MHC Class I molecules bind a variety of peptides, conforming to a motif, in an antigen binding cleft and present them to T cells. The three-dimensional fold of these molecules is highly conserved across alleles and species, yet variability of amino acids and the underlying plasticity of the binding groove is the determinant of a wide range of peptide motifs.

This variability and plasticity make these molecules challenging for high fidelity 3D structure prediction. Even recent exciting developments, AlphaFold2 and RoseTTAFold, struggle to define accurate atomic-scale models of MHC class I:peptide complexes. This is largely due to insufficient fidelity in template selection/alteration, not taking into account the concerted side-chain movements within the cleft that rearrange to adapt to bound peptide and allelic variations.

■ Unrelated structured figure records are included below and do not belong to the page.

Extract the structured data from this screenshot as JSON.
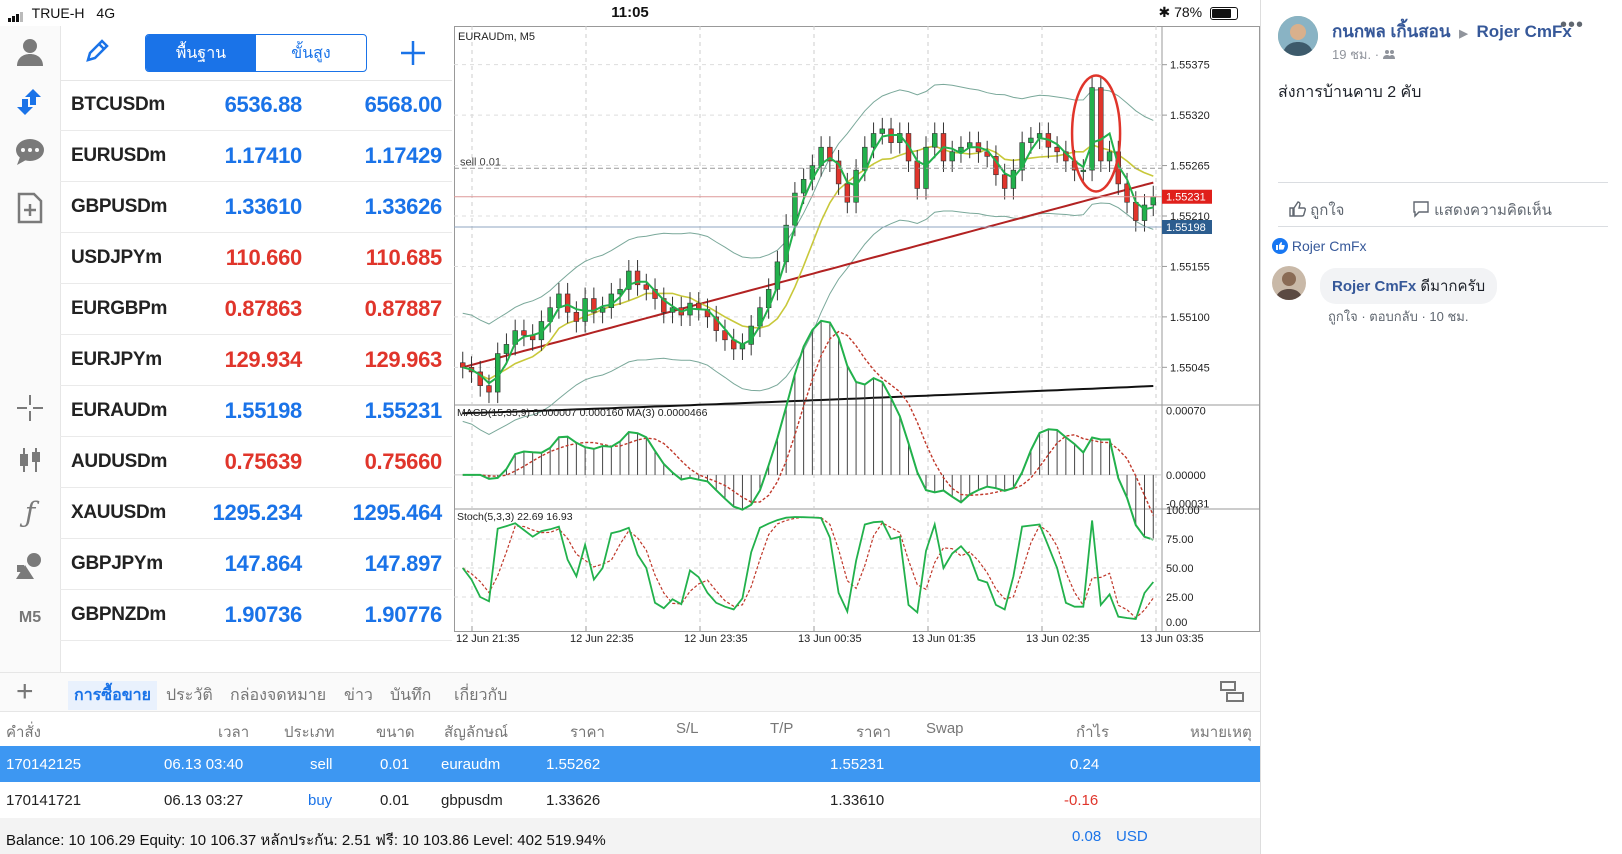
{
  "status": {
    "carrier": "TRUE-H",
    "network": "4G",
    "time": "11:05",
    "battery": "78%"
  },
  "colors": {
    "accent": "#1a73e8",
    "blue_price": "#1a73e8",
    "red_price": "#e0352b",
    "bull": "#22b14c",
    "bear": "#e0352b"
  },
  "rail_icons": [
    "user-icon",
    "trade-arrows-icon",
    "chat-icon",
    "add-document-icon",
    "crosshair-icon",
    "candles-icon",
    "function-icon",
    "shapes-icon"
  ],
  "rail": {
    "timeframe": "M5"
  },
  "quotes_header": {
    "tab_basic": "พื้นฐาน",
    "tab_advanced": "ขั้นสูง"
  },
  "quotes": [
    {
      "symbol": "BTCUSDm",
      "bid": "6536.88",
      "ask": "6568.00",
      "dir": "up"
    },
    {
      "symbol": "EURUSDm",
      "bid": "1.17410",
      "ask": "1.17429",
      "dir": "up"
    },
    {
      "symbol": "GBPUSDm",
      "bid": "1.33610",
      "ask": "1.33626",
      "dir": "up"
    },
    {
      "symbol": "USDJPYm",
      "bid": "110.660",
      "ask": "110.685",
      "dir": "down"
    },
    {
      "symbol": "EURGBPm",
      "bid": "0.87863",
      "ask": "0.87887",
      "dir": "down"
    },
    {
      "symbol": "EURJPYm",
      "bid": "129.934",
      "ask": "129.963",
      "dir": "down"
    },
    {
      "symbol": "EURAUDm",
      "bid": "1.55198",
      "ask": "1.55231",
      "dir": "up"
    },
    {
      "symbol": "AUDUSDm",
      "bid": "0.75639",
      "ask": "0.75660",
      "dir": "down"
    },
    {
      "symbol": "XAUUSDm",
      "bid": "1295.234",
      "ask": "1295.464",
      "dir": "up"
    },
    {
      "symbol": "GBPJPYm",
      "bid": "147.864",
      "ask": "147.897",
      "dir": "up"
    },
    {
      "symbol": "GBPNZDm",
      "bid": "1.90736",
      "ask": "1.90776",
      "dir": "up"
    }
  ],
  "chart_data": {
    "type": "candlestick",
    "title": "EURAUDm, M5",
    "order_line_label": "sell 0.01",
    "price_axis": [
      "1.55375",
      "1.55320",
      "1.55265",
      "1.55210",
      "1.55155",
      "1.55100",
      "1.55045"
    ],
    "ask_tag": "1.55231",
    "bid_tag": "1.55198",
    "ylim": [
      1.55005,
      1.55415
    ],
    "time_labels": [
      "12 Jun 21:35",
      "12 Jun 22:35",
      "12 Jun 23:35",
      "13 Jun 00:35",
      "13 Jun 01:35",
      "13 Jun 02:35",
      "13 Jun 03:35"
    ],
    "closes": [
      1.55045,
      1.5504,
      1.55025,
      1.55018,
      1.5506,
      1.5507,
      1.55085,
      1.5508,
      1.55075,
      1.55095,
      1.5511,
      1.55125,
      1.55105,
      1.55095,
      1.5512,
      1.55105,
      1.5511,
      1.55125,
      1.5513,
      1.5515,
      1.55135,
      1.5513,
      1.5512,
      1.55105,
      1.5511,
      1.55102,
      1.55115,
      1.55108,
      1.551,
      1.55085,
      1.55075,
      1.55065,
      1.5507,
      1.5509,
      1.5511,
      1.5513,
      1.5516,
      1.552,
      1.55235,
      1.5525,
      1.55265,
      1.55285,
      1.5527,
      1.55245,
      1.55225,
      1.5526,
      1.55285,
      1.553,
      1.55305,
      1.5529,
      1.553,
      1.5527,
      1.5524,
      1.55285,
      1.553,
      1.5527,
      1.5528,
      1.55285,
      1.5529,
      1.5528,
      1.55275,
      1.55255,
      1.5524,
      1.5526,
      1.5529,
      1.55295,
      1.553,
      1.55285,
      1.5528,
      1.5527,
      1.5526,
      1.5526,
      1.5535,
      1.5527,
      1.5528,
      1.55245,
      1.55225,
      1.55205,
      1.55222,
      1.55231
    ],
    "indicators": {
      "ma_fast_color": "#22b14c",
      "ma_mid_color": "#c8c83a",
      "ma_slow_color": "#b22222",
      "ma_long_color": "#111111",
      "bands_color": "#7aa89a"
    },
    "macd": {
      "label": "MACD(15,35,9) 0.000007 0.000160 MA(3) 0.0000466",
      "axis": [
        "0.00070",
        "0.00000",
        "-0.00031"
      ],
      "ylim": [
        -0.00036,
        0.00075
      ]
    },
    "stoch": {
      "label": "Stoch(5,3,3) 22.69 16.93",
      "axis": [
        "100.00",
        "75.00",
        "50.00",
        "25.00",
        "0.00"
      ],
      "ylim": [
        0,
        100
      ]
    }
  },
  "bottom_tabs": [
    "การซื้อขาย",
    "ประวัติ",
    "กล่องจดหมาย",
    "ข่าว",
    "บันทึก",
    "เกี่ยวกับ"
  ],
  "table": {
    "headers": [
      "คำสั่ง",
      "เวลา",
      "ประเภท",
      "ขนาด",
      "สัญลักษณ์",
      "ราคา",
      "S/L",
      "T/P",
      "ราคา",
      "Swap",
      "กำไร",
      "หมายเหตุ"
    ],
    "rows": [
      {
        "order": "170142125",
        "time": "06.13 03:40",
        "type": "sell",
        "size": "0.01",
        "symbol": "euraudm",
        "open": "1.55262",
        "sl": "",
        "tp": "",
        "price": "1.55231",
        "swap": "",
        "profit": "0.24",
        "note": ""
      },
      {
        "order": "170141721",
        "time": "06.13 03:27",
        "type": "buy",
        "size": "0.01",
        "symbol": "gbpusdm",
        "open": "1.33626",
        "sl": "",
        "tp": "",
        "price": "1.33610",
        "swap": "",
        "profit": "-0.16",
        "note": ""
      }
    ]
  },
  "footer": {
    "summary": "Balance: 10 106.29 Equity: 10 106.37 หลักประกัน: 2.51 ฟรี: 10 103.86 Level: 402 519.94%",
    "total": "0.08",
    "currency": "USD"
  },
  "fb": {
    "author": "กนกพล เกิ้นสอน",
    "target": "Rojer CmFx",
    "time": "19 ชม. ·",
    "post": "ส่งการบ้านคาบ 2 คับ",
    "like": "ถูกใจ",
    "comment": "แสดงความคิดเห็น",
    "reaction_by": "Rojer CmFx",
    "comment_author": "Rojer CmFx",
    "comment_text": "ดีมากครับ",
    "comment_meta": "ถูกใจ · ตอบกลับ · 10 ชม."
  }
}
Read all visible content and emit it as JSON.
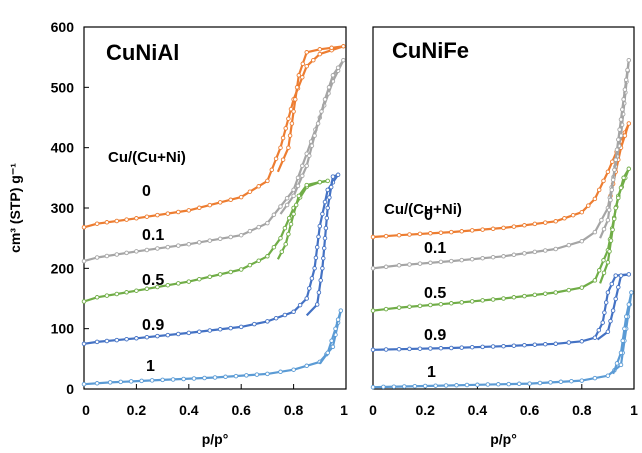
{
  "chart_data": [
    {
      "type": "line",
      "title": "CuNiAl",
      "legend_title": "Cu/(Cu+Ni)",
      "xlabel": "p/p°",
      "ylabel": "cm³ (STP) g⁻¹",
      "xlim": [
        0,
        1
      ],
      "ylim": [
        0,
        600
      ],
      "x_ticks": [
        "0",
        "0.2",
        "0.4",
        "0.6",
        "0.8",
        "1"
      ],
      "y_ticks": [
        "0",
        "100",
        "200",
        "300",
        "400",
        "500",
        "600"
      ],
      "series": [
        {
          "name": "0",
          "color": "#ED7D31",
          "adsorption": [
            [
              0,
              268
            ],
            [
              0.05,
              274
            ],
            [
              0.2,
              283
            ],
            [
              0.4,
              296
            ],
            [
              0.6,
              318
            ],
            [
              0.7,
              345
            ],
            [
              0.75,
              400
            ],
            [
              0.8,
              480
            ],
            [
              0.85,
              535
            ],
            [
              0.9,
              555
            ],
            [
              0.99,
              568
            ]
          ],
          "desorption": [
            [
              0.99,
              568
            ],
            [
              0.9,
              563
            ],
            [
              0.85,
              558
            ],
            [
              0.82,
              520
            ],
            [
              0.8,
              460
            ],
            [
              0.78,
              400
            ],
            [
              0.74,
              360
            ]
          ]
        },
        {
          "name": "0.1",
          "color": "#A5A5A5",
          "adsorption": [
            [
              0,
              212
            ],
            [
              0.05,
              218
            ],
            [
              0.2,
              228
            ],
            [
              0.4,
              240
            ],
            [
              0.6,
              255
            ],
            [
              0.7,
              275
            ],
            [
              0.8,
              330
            ],
            [
              0.85,
              390
            ],
            [
              0.9,
              450
            ],
            [
              0.95,
              510
            ],
            [
              0.99,
              545
            ]
          ],
          "desorption": [
            [
              0.99,
              545
            ],
            [
              0.95,
              520
            ],
            [
              0.92,
              480
            ],
            [
              0.88,
              420
            ],
            [
              0.85,
              370
            ],
            [
              0.8,
              320
            ],
            [
              0.75,
              290
            ]
          ]
        },
        {
          "name": "0.5",
          "color": "#70AD47",
          "adsorption": [
            [
              0,
              145
            ],
            [
              0.05,
              152
            ],
            [
              0.2,
              163
            ],
            [
              0.4,
              178
            ],
            [
              0.6,
              198
            ],
            [
              0.7,
              220
            ],
            [
              0.75,
              250
            ],
            [
              0.8,
              300
            ],
            [
              0.85,
              335
            ],
            [
              0.9,
              343
            ],
            [
              0.93,
              345
            ]
          ],
          "desorption": [
            [
              0.93,
              345
            ],
            [
              0.9,
              343
            ],
            [
              0.85,
              338
            ],
            [
              0.82,
              320
            ],
            [
              0.8,
              290
            ],
            [
              0.77,
              240
            ],
            [
              0.74,
              215
            ]
          ]
        },
        {
          "name": "0.9",
          "color": "#4472C4",
          "adsorption": [
            [
              0,
              75
            ],
            [
              0.05,
              78
            ],
            [
              0.2,
              84
            ],
            [
              0.4,
              93
            ],
            [
              0.6,
              103
            ],
            [
              0.7,
              112
            ],
            [
              0.8,
              128
            ],
            [
              0.85,
              150
            ],
            [
              0.88,
              200
            ],
            [
              0.9,
              270
            ],
            [
              0.93,
              330
            ],
            [
              0.97,
              355
            ]
          ],
          "desorption": [
            [
              0.97,
              355
            ],
            [
              0.95,
              352
            ],
            [
              0.93,
              300
            ],
            [
              0.91,
              200
            ],
            [
              0.89,
              140
            ],
            [
              0.85,
              122
            ]
          ]
        },
        {
          "name": "1",
          "color": "#5B9BD5",
          "adsorption": [
            [
              0,
              8
            ],
            [
              0.1,
              11
            ],
            [
              0.3,
              15
            ],
            [
              0.5,
              19
            ],
            [
              0.7,
              25
            ],
            [
              0.8,
              32
            ],
            [
              0.9,
              45
            ],
            [
              0.95,
              70
            ],
            [
              0.98,
              130
            ]
          ],
          "desorption": [
            [
              0.98,
              130
            ],
            [
              0.96,
              100
            ],
            [
              0.93,
              60
            ],
            [
              0.9,
              42
            ]
          ]
        }
      ]
    },
    {
      "type": "line",
      "title": "CuNiFe",
      "legend_title": "Cu/(Cu+Ni)",
      "xlabel": "p/p°",
      "ylabel": "",
      "xlim": [
        0,
        1
      ],
      "ylim": [
        0,
        600
      ],
      "x_ticks": [
        "0",
        "0.2",
        "0.4",
        "0.6",
        "0.8",
        "1"
      ],
      "y_ticks": [],
      "series": [
        {
          "name": "0",
          "color": "#ED7D31",
          "adsorption": [
            [
              0,
              252
            ],
            [
              0.1,
              255
            ],
            [
              0.3,
              260
            ],
            [
              0.5,
              267
            ],
            [
              0.7,
              278
            ],
            [
              0.8,
              293
            ],
            [
              0.85,
              315
            ],
            [
              0.9,
              360
            ],
            [
              0.95,
              410
            ],
            [
              0.98,
              440
            ]
          ],
          "desorption": [
            [
              0.98,
              440
            ],
            [
              0.95,
              400
            ],
            [
              0.92,
              340
            ],
            [
              0.9,
              300
            ]
          ]
        },
        {
          "name": "0.1",
          "color": "#A5A5A5",
          "adsorption": [
            [
              0,
              200
            ],
            [
              0.1,
              205
            ],
            [
              0.3,
              212
            ],
            [
              0.5,
              220
            ],
            [
              0.7,
              232
            ],
            [
              0.8,
              245
            ],
            [
              0.85,
              260
            ],
            [
              0.9,
              300
            ],
            [
              0.95,
              420
            ],
            [
              0.98,
              545
            ]
          ],
          "desorption": [
            [
              0.98,
              545
            ],
            [
              0.96,
              480
            ],
            [
              0.93,
              380
            ],
            [
              0.9,
              280
            ],
            [
              0.87,
              250
            ]
          ]
        },
        {
          "name": "0.5",
          "color": "#70AD47",
          "adsorption": [
            [
              0,
              130
            ],
            [
              0.1,
              135
            ],
            [
              0.3,
              142
            ],
            [
              0.5,
              150
            ],
            [
              0.7,
              160
            ],
            [
              0.8,
              168
            ],
            [
              0.85,
              180
            ],
            [
              0.9,
              230
            ],
            [
              0.94,
              320
            ],
            [
              0.98,
              365
            ]
          ],
          "desorption": [
            [
              0.98,
              365
            ],
            [
              0.96,
              350
            ],
            [
              0.93,
              300
            ],
            [
              0.9,
              210
            ],
            [
              0.87,
              175
            ]
          ]
        },
        {
          "name": "0.9",
          "color": "#4472C4",
          "adsorption": [
            [
              0,
              65
            ],
            [
              0.1,
              66
            ],
            [
              0.3,
              68
            ],
            [
              0.5,
              71
            ],
            [
              0.7,
              75
            ],
            [
              0.8,
              79
            ],
            [
              0.85,
              85
            ],
            [
              0.88,
              110
            ],
            [
              0.9,
              160
            ],
            [
              0.93,
              188
            ],
            [
              0.98,
              190
            ]
          ],
          "desorption": [
            [
              0.98,
              190
            ],
            [
              0.95,
              188
            ],
            [
              0.92,
              130
            ],
            [
              0.9,
              95
            ],
            [
              0.86,
              82
            ]
          ]
        },
        {
          "name": "1",
          "color": "#5B9BD5",
          "adsorption": [
            [
              0,
              3
            ],
            [
              0.2,
              5
            ],
            [
              0.4,
              7
            ],
            [
              0.6,
              9
            ],
            [
              0.8,
              14
            ],
            [
              0.9,
              22
            ],
            [
              0.95,
              40
            ],
            [
              0.97,
              100
            ],
            [
              0.99,
              160
            ]
          ],
          "desorption": [
            [
              0.99,
              160
            ],
            [
              0.97,
              120
            ],
            [
              0.95,
              60
            ],
            [
              0.92,
              25
            ]
          ]
        }
      ]
    }
  ]
}
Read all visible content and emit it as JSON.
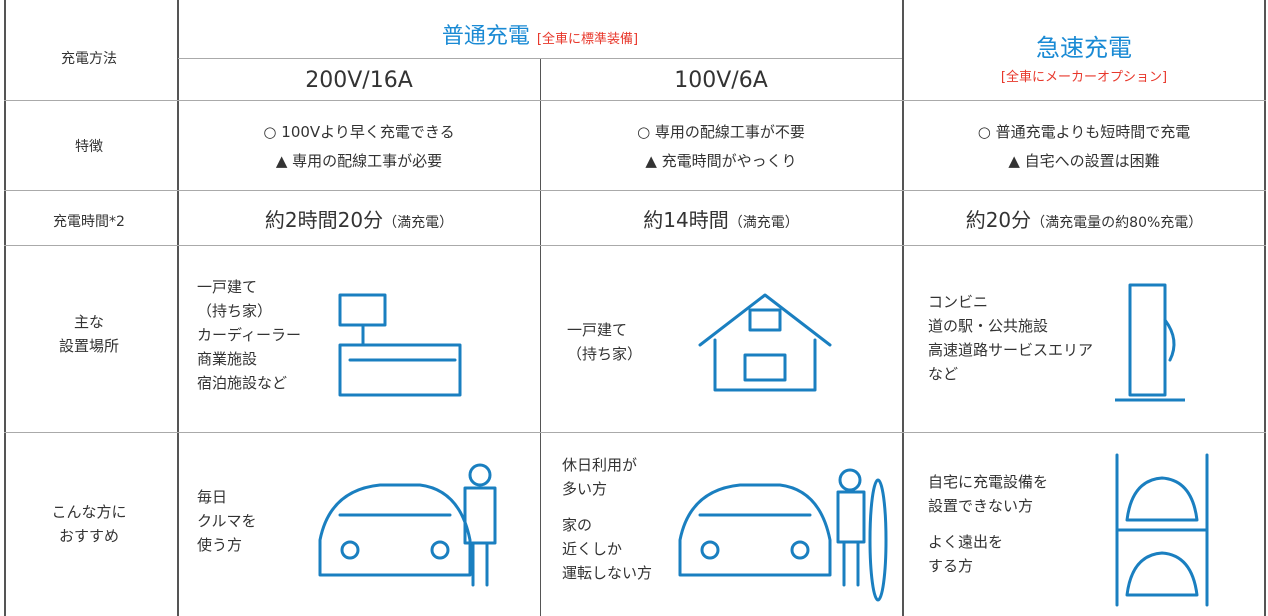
{
  "header": {
    "method_label": "充電方法",
    "normal": {
      "title": "普通充電",
      "note": "[全車に標準装備]",
      "sub": [
        "200V/16A",
        "100V/6A"
      ]
    },
    "quick": {
      "title": "急速充電",
      "note": "[全車にメーカーオプション]"
    }
  },
  "features": {
    "label": "特徴",
    "cells": [
      [
        "○ 100Vより早く充電できる",
        "▲ 専用の配線工事が必要"
      ],
      [
        "○ 専用の配線工事が不要",
        "▲ 充電時間がやっくり"
      ],
      [
        "○ 普通充電よりも短時間で充電",
        "▲ 自宅への設置は困難"
      ]
    ]
  },
  "time": {
    "label": "充電時間*2",
    "cells": [
      {
        "main": "約2時間20分",
        "note": "（満充電）"
      },
      {
        "main": "約14時間",
        "note": "（満充電）"
      },
      {
        "main": "約20分",
        "note": "（満充電量の約80%充電）"
      }
    ]
  },
  "places": {
    "label": [
      "主な",
      "設置場所"
    ],
    "cells": [
      [
        "一戸建て",
        "（持ち家）",
        "カーディーラー",
        "商業施設",
        "宿泊施設など"
      ],
      [
        "一戸建て",
        "（持ち家）"
      ],
      [
        "コンビニ",
        "道の駅・公共施設",
        "高速道路サービスエリア",
        "など"
      ]
    ]
  },
  "recommend": {
    "label": [
      "こんな方に",
      "おすすめ"
    ],
    "cells": [
      [
        [
          "毎日",
          "クルマを",
          "使う方"
        ]
      ],
      [
        [
          "休日利用が",
          "多い方"
        ],
        [
          "家の",
          "近くしか",
          "運転しない方"
        ]
      ],
      [
        [
          "自宅に充電設備を",
          "設置できない方"
        ],
        [
          "よく遠出を",
          "する方"
        ]
      ]
    ]
  }
}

To understand the variability in the cleft and bound peptide, bulk analysis of known 3D structures of MHC class I:peptide complexes has been performed. Dictionaries of side-chain angles for the cleft and peptide backbone have been created for over 700 MHC class I structures. These dictionaries have then been automatically clustered and analyzed.

The clustering of peptide backbone angles demonstrates that for octamers/nonamers there are a limited number of "routes" for the peptide through the cleft. The degrees of freedom in the peptide backbone is limited by the steric, hydrophobic, and electrostatic shape of the cleft. These routes are shared by many disparate alleles.

Clustering of the side chain geometry within the cleft, without knowledge of sequence, results in clusters that relate to existing MHC class I subgroups, even when noise is introduced for missing angles from Glycine or Alanine amino acids.

These clusters, and the interplay between them, can help in template selection and alteration and can be used as restraints and local energy minima to help refine predicted models and explore the effects of substitutions.